The latest on anti-government protests in Bangkok. Protesters say they're ready to negotiate, but government officials say not until violence that's claimed nearly 70 lives, is brought to an end.
Anti-government protesters in Bangkok agreed to talks to end Thailand's long political crisis.
Speaking at a news conference, the leader of the United Front for Democracy against Dictatorship would accept the senate's negotiations proposal.
[Nattawut Saikeau, Protest Leader, UDD]:male, thai
"The United Nations has not responded to our demand so far, but the request to stop the shooting is an urgent issue that cannot wait, not even a single minute. Therefore, the UDD will accept the senator's proposal."
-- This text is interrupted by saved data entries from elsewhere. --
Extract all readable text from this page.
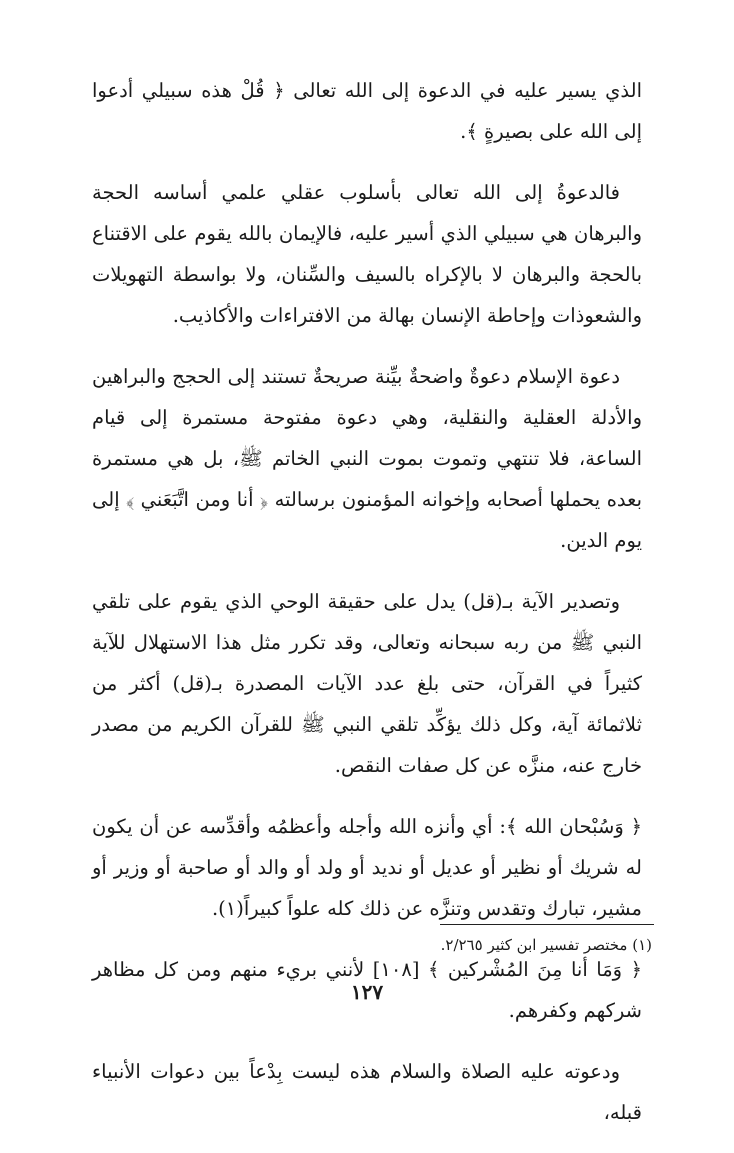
الذي يسير عليه في الدعوة إلى الله تعالى ﴿ قُلْ هذه سبيلي أدعوا إلى الله على بصيرةٍ ﴾.

فالدعوةُ إلى الله تعالى بأسلوب عقلي علمي أساسه الحجة والبرهان هي سبيلي الذي أسير عليه، فالإيمان بالله يقوم على الاقتناع بالحجة والبرهان لا بالإكراه بالسيف والسِّنان، ولا بواسطة التهويلات والشعوذات وإحاطة الإنسان بهالة من الافتراءات والأكاذيب.

دعوة الإسلام دعوةٌ واضحةٌ بيِّنة صريحةٌ تستند إلى الحجج والبراهين والأدلة العقلية والنقلية، وهي دعوة مفتوحة مستمرة إلى قيام الساعة، فلا تنتهي وتموت بموت النبي الخاتم ﷺ، بل هي مستمرة بعده يحملها أصحابه وإخوانه المؤمنون برسالته ﴿ أنا ومن اتَّبَعَني ﴾ إلى يوم الدين.

وتصدير الآية بـ(قل) يدل على حقيقة الوحي الذي يقوم على تلقي النبي ﷺ من ربه سبحانه وتعالى، وقد تكرر مثل هذا الاستهلال للآية كثيراً في القرآن، حتى بلغ عدد الآيات المصدرة بـ(قل) أكثر من ثلاثمائة آية، وكل ذلك يؤكِّد تلقي النبي ﷺ للقرآن الكريم من مصدر خارج عنه، منزَّه عن كل صفات النقص.

﴿ وَسُبْحان الله ﴾: أي وأنزه الله وأجله وأعظمُه وأقدِّسه عن أن يكون له شريك أو نظير أو عديل أو نديد أو ولد أو والد أو صاحبة أو وزير أو مشير، تبارك وتقدس وتنزَّه عن ذلك كله علواً كبيراً(١).

﴿ وَمَا أنا مِنَ المُشْركين ﴾ [١٠٨] لأنني بريء منهم ومن كل مظاهر شركهم وكفرهم.

ودعوته عليه الصلاة والسلام هذه ليست بِدْعاً بين دعوات الأنبياء قبله،

(١) مختصر تفسير ابن كثير ٢/٢٦٥.
١٢٧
The talks would be led by a group of 64 senators who offered to mediate with the protesters, aiming for a ceasefire on both sides.
But the Thai government says it’ll agree on one condition.
[Satit Wongnongtaey, Thai Cabinet Minister]: (thai male)
"This situation can end and talks can start only when the protesters end their demonstrations."
Meanwhile, an army spokesman said if the "red-shirt" protesters stop shooting, so will the army.
[Sansern Kaewkamnerd, Army Spokesman]: (thai)
"They have asked the troops to stop shooting. We have been telling them that the authorities will use real bullets only when there is pressure, and when we are attacked. For us to stop shooting is not difficult, but the terrorists must stop attacking the troops first."
Thai troops maintained a security cordon around thousands of anti-government demonstrators on Tuesday, as gunfire was heard around Bangkok.
Authorities had warned protesters to leave by 3 p.m. on Monday, but the deadline passed without any action.
Local television broadcasters aired images of Red Cross workers handing out dried food to Bangkok residents, as supplies ran low due to the military blockade in the area.
Officials say as of Tuesday, 67 people have been killed since the violence started in April.